When someone is placed on supervision, there are standard terms of probation that apply to all offenders in the State of Florida.  Picture the probation officer in loco parentis, ensuring that the offender reports monthly, has a job, keeps a stable residence, does not use intoxicants to excess, and the like.  As a child, your parent would enforce minor behavioral violations by taking away certain freedoms.  The Department of Corrections, however, prepares an affidavit of violation of probation and requests a warrant for your arrest.  But a technicality in the law is allowing VOP cases to be dismissed all over Florida.

Many offenders with an active VOP warrant can avoid arrest for months or even years before being captured.  Traditionally, the State would cite § 948.06(1)(f) to argue that the probationary sentence tolled, or paused, at the point the judge signed an arrest warrant.  But a closer look at the subsection showed that the Legislature specified what type of arrest warrant tolled probation-one issued under § 901.02.  And because § 901.02 only permits judges to issue arrest warrants where there is probable cause that a crime was committed, and a technical violation of probation is not a new crime, any VOP commencing with an arrest warrant for a technical violation would NOT toll the period of probation.  Such was the ruling in Mobley v. State, 2016 WL 1445595 (Fla. 4th DCA April 13, 2016). 

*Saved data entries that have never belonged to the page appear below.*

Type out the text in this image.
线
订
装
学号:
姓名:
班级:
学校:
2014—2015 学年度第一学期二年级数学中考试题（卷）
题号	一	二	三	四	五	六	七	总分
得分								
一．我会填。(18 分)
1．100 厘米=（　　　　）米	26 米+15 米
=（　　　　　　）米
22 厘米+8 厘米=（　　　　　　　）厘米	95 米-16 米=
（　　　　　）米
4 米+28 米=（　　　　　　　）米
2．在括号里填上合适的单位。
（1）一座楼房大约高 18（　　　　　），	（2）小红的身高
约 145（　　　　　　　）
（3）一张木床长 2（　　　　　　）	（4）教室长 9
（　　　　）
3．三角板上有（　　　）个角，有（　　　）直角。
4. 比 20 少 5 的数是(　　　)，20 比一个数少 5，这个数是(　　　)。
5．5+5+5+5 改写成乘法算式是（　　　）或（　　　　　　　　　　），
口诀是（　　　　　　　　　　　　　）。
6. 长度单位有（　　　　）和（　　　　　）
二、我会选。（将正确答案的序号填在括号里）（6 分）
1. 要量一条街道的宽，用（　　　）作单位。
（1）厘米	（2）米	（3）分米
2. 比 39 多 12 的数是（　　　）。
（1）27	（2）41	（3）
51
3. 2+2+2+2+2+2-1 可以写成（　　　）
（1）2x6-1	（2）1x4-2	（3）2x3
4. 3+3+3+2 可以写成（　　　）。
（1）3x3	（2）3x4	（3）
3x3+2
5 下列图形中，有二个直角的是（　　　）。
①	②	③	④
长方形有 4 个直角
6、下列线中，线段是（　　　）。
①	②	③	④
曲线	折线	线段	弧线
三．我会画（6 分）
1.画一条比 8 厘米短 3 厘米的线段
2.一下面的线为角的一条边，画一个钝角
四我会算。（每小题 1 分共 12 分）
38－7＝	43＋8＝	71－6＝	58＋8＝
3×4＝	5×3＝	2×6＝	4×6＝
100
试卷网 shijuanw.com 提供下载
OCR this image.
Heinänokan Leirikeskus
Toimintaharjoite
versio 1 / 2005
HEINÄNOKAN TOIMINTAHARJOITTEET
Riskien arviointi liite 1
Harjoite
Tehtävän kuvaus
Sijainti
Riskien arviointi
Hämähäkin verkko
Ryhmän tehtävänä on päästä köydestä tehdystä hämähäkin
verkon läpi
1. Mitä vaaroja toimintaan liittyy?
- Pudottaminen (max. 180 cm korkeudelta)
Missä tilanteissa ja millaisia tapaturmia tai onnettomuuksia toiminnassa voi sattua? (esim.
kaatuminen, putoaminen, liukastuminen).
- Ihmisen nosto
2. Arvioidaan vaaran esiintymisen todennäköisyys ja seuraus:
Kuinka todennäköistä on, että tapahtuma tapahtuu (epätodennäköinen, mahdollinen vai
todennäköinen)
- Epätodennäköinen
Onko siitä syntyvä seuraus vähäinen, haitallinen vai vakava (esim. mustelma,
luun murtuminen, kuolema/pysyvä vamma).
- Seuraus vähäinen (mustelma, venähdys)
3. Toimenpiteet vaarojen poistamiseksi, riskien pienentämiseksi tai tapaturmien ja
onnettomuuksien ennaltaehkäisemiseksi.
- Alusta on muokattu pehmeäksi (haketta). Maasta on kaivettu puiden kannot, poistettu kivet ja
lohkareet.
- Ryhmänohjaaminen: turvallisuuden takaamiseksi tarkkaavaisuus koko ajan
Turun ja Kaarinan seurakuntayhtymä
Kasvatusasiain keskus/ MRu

The Fourth DCA certified a question of great importance concerning the ruling to the Florida Supreme Court, which declined review on June 6 by a divided 4-3 majority.  This becomes the law of the land until a conflicting opinion issues.  In practice, I successfully gained the dismissal of a technical VOP in Polk County (Tenth Judicial Circuit) where the supervision time had expired before the arrest of my client without objection from the State last month.  The word around that jurisdiction was that judges will be issuing notices to appear (an exception rarely used in the past) on technical violations, preventing any new cases from slipping through the cracks going forward until the law is addressed.  Even though the trend of Alternative Sentencing Programs is increasing, every offender with an outstanding technical VOP needs to assess their end of sentence date to see if their case can be resolved without an arrest or revocation.